DeduplicateDocuments
A processor to identify FlowFiles that represent duplicate documents.
The processor identifies duplicates by matching hashes stored in a FlowFile (or calculated from a FlowFile) against previously-seen hashes that are stored in a database table. The processor routes the duplicates to a separate relationship so that they can be processed separately from other FlowFiles.
TIP: To calculate hashes for document content, metadata, and files, OpenText recommends that you use a HashDocument processor upstream of this processor.
Properties
Name | Description |
---|---|
IDOL License Service | An IdolLicenseServiceImpl that provides a way to communicate with an IDOL License Server. |
Database Service | An optional DatabaseServiceImpl used by the processor to store the hash values that it has seen, allowing it to identify duplicate documents. If you do not specify a database service, the processor stores the data in files on disk. |
Hash Table Name | The name of the database table in which to store hash data. The processor automatically creates this table. |
Configuration JSON file | The path to a file in which to store the processor configuration in JSON format. To configure the processor, click ADVANCED and follow the on-screen instructions. |
Relationships
Name | Description |
---|---|
duplicate | FlowFiles that are identified as duplicates. |
success | FlowFiles that were processed but were not identified as duplicates. |
failure | FlowFiles with an invalid or unknown format. |
Advanced Configuration
The default configuration expects to find a hash value in the IDOL document metadata, in the field(s) part/hashes/MD5
. This is the default location in which the HashDocument processor writes an MD5 hash for a file part. For example:
<xmlmetadata> <part id="1"> <file.name>image.tif</file.name> <mimetype>application/octet-stream</mimetype> <hashes> <MD5>cfa17dde23fa9e1c5ac2332e9f93acc4</MD5> </hashes> </part> ... </xmlmetadata>
The default configuration performs the following actions:
Conditions | Action | Explanation |
---|---|---|
The processor sees a hash value that it has not seen before, and the FlowFile attribute idol.reference.action is add . |
Add a row to the database table containing:
|
Storing the information in the database is necessary to identify future duplicates. |
The processor sees a hash value that it has seen before, but the IDOL document reference also matches. | The FlowFile is not considered a duplicate. | Files can be synchronized multiple times - a matching reference indicates the FlowFile does not represent a duplicate. |
The processor sees a hash value that it has seen before, and the IDOL document reference does not match. | The FlowFile is considered as a duplicate and the processor runs the action "set match fields". This creates a field in the document metadata named DUPLICATE_MATCH , and populates it with the stored reference, source, and identifier values from the database. It also routes the FlowFile to the "duplicate" relationship. |
The "duplicate" FlowFile is tagged with the details of the "original" file and routed to the "duplicate" relationship so that it can be processed separately. |
You can customize the configuration by changing the settings in the advanced configuration UI.
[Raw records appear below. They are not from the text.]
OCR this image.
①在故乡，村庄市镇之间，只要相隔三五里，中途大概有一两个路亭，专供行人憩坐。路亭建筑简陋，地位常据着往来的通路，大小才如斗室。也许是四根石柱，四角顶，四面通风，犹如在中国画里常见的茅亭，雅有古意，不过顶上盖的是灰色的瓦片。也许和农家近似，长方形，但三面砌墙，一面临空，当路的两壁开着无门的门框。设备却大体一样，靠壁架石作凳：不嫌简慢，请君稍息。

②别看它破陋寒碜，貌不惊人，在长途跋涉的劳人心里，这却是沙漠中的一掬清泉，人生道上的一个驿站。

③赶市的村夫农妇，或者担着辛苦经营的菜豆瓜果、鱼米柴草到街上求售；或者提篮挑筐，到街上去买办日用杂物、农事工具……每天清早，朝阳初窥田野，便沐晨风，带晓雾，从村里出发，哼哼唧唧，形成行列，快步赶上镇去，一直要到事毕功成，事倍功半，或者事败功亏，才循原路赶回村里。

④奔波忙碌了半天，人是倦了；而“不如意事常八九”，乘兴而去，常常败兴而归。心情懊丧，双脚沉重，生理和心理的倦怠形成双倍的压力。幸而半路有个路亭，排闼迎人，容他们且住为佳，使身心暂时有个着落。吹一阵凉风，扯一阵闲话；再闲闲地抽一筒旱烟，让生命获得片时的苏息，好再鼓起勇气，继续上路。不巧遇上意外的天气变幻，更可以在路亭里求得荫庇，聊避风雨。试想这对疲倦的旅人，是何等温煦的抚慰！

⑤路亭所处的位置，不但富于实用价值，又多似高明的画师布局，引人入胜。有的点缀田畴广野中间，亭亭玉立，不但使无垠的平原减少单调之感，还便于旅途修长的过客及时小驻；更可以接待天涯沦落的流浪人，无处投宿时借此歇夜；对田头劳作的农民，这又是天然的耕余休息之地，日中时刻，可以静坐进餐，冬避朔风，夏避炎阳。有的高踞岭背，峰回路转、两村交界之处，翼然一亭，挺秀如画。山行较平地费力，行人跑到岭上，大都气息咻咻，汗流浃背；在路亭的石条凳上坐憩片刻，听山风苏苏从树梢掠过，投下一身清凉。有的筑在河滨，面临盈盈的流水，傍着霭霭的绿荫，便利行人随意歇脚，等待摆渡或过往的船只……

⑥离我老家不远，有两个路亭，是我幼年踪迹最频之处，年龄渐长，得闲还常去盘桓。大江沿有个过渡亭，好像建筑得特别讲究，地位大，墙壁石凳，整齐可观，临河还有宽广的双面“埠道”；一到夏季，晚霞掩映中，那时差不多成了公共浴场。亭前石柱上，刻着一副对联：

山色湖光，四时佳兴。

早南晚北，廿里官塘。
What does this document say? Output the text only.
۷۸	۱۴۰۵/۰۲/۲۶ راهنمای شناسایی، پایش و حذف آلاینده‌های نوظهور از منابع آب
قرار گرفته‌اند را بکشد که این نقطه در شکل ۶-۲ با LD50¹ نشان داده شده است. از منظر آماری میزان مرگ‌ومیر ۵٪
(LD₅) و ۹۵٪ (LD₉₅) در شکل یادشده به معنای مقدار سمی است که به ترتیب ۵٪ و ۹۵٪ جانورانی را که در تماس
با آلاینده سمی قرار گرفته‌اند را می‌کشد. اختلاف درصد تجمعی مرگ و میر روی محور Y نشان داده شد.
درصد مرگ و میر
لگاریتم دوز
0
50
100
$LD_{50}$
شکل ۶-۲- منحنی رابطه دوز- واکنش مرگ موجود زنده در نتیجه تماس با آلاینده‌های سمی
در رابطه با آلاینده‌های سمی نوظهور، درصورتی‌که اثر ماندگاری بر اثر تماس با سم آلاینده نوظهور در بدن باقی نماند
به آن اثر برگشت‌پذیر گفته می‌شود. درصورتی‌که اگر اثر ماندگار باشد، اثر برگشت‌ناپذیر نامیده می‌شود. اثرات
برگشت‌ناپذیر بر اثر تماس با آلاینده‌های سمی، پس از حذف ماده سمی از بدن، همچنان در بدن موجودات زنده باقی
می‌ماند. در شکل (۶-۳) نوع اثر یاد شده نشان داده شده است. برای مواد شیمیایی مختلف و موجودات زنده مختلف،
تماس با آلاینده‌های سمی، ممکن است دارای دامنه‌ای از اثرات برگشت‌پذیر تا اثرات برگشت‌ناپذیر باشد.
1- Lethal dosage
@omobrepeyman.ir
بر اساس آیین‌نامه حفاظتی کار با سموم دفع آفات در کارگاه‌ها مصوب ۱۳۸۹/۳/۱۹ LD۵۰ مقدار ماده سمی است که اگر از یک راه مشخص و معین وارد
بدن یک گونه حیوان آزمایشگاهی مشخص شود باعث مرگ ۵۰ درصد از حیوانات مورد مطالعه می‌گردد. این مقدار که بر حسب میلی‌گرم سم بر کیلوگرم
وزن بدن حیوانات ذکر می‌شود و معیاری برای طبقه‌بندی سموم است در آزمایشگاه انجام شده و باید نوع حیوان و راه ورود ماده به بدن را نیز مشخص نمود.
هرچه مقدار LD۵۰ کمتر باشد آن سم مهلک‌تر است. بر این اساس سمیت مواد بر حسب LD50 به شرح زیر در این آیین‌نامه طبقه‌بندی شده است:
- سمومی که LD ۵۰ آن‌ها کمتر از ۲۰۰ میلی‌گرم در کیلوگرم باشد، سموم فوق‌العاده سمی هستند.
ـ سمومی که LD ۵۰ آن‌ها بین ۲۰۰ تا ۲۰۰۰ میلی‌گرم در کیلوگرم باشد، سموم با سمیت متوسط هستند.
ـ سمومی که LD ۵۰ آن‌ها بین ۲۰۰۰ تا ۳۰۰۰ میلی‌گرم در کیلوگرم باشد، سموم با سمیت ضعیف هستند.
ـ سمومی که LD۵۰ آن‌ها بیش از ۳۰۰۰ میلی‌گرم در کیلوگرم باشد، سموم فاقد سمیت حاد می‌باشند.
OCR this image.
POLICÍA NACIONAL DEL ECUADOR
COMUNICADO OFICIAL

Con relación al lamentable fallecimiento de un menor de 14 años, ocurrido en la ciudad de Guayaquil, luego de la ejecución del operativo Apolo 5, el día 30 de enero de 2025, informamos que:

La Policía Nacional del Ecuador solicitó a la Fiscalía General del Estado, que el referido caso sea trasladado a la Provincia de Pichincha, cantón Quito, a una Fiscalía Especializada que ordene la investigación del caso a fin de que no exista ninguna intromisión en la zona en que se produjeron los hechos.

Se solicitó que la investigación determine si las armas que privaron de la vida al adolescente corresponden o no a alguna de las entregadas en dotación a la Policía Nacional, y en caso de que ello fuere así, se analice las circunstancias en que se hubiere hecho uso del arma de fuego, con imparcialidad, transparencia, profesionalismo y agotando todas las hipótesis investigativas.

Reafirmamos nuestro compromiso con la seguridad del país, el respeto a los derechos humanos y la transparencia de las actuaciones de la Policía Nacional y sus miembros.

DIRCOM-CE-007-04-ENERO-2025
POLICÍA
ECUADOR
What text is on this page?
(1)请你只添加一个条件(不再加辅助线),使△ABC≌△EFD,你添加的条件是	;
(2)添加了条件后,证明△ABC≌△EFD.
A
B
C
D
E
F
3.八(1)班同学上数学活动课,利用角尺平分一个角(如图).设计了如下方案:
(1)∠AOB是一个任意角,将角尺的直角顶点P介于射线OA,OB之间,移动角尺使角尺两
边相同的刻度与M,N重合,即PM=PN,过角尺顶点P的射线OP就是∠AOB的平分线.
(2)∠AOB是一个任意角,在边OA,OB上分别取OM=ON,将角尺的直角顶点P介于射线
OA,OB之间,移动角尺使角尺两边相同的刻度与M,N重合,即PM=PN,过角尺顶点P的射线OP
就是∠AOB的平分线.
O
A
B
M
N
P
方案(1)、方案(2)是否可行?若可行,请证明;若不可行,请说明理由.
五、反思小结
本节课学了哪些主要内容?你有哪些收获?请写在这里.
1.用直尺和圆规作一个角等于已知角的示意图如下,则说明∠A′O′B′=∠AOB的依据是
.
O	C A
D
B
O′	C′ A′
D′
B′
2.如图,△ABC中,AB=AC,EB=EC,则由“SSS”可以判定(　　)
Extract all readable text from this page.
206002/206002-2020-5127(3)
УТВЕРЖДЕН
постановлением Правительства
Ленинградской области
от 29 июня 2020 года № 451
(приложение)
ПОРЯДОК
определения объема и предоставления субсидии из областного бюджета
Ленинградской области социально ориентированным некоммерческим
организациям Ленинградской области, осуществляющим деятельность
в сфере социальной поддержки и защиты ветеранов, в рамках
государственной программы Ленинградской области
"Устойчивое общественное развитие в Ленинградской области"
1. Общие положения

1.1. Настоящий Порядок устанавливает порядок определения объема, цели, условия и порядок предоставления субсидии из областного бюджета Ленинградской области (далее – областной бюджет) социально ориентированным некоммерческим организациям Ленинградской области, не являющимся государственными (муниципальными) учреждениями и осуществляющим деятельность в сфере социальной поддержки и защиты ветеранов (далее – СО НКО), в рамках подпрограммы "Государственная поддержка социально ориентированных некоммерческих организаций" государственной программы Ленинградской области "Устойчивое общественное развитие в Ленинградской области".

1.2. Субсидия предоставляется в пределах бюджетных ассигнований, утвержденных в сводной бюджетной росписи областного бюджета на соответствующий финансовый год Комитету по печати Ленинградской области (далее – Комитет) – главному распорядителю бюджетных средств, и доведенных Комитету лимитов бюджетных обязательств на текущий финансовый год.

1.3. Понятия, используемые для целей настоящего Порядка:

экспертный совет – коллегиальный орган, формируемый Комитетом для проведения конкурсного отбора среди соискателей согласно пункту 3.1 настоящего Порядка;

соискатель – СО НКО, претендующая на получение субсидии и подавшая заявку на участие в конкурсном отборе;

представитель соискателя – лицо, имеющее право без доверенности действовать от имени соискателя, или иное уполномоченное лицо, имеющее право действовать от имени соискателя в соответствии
"Reference Actions" refer to the value of the FlowFile attribute idol.reference.action
- see Introduction to FlowFiles and Documents. If a section of the configuration does not specify a reference action, it applies to any reference action.
"Document Actions" are tasks that the processor can perform:
Document Action | Description | FlowFile Destination |
---|---|---|
add hash | Add a row to the database containing the details of the FlowFile being processed. This is how the database is populated, so you must use this action somewhere in your configuration. | success |
delete hash | Delete a row from the database where the hash in the database matches the FlowFile being processed. | success |
delete hash by [field] | Delete a row from the database where the IDOL document reference, source (the value of the idol.doc.source FlowFile attribute), or IDOL document identifier matches the FlowFile being processed. |
success |
update hash details | Update the stored values for reference, source, and identifier in the database. | success |
not duplicate | Do nothing. A FlowFile is not routed to the "duplicate" relationship, unless routed there by another part of the configuration. | success |
set match fields | Create a field in the IDOL document metadata named DUPLICATE_MATCH , and populate it with the stored reference, source, and identifier values from the database. This also routes the FlowFile to the "duplicate" relationship. |
duplicate |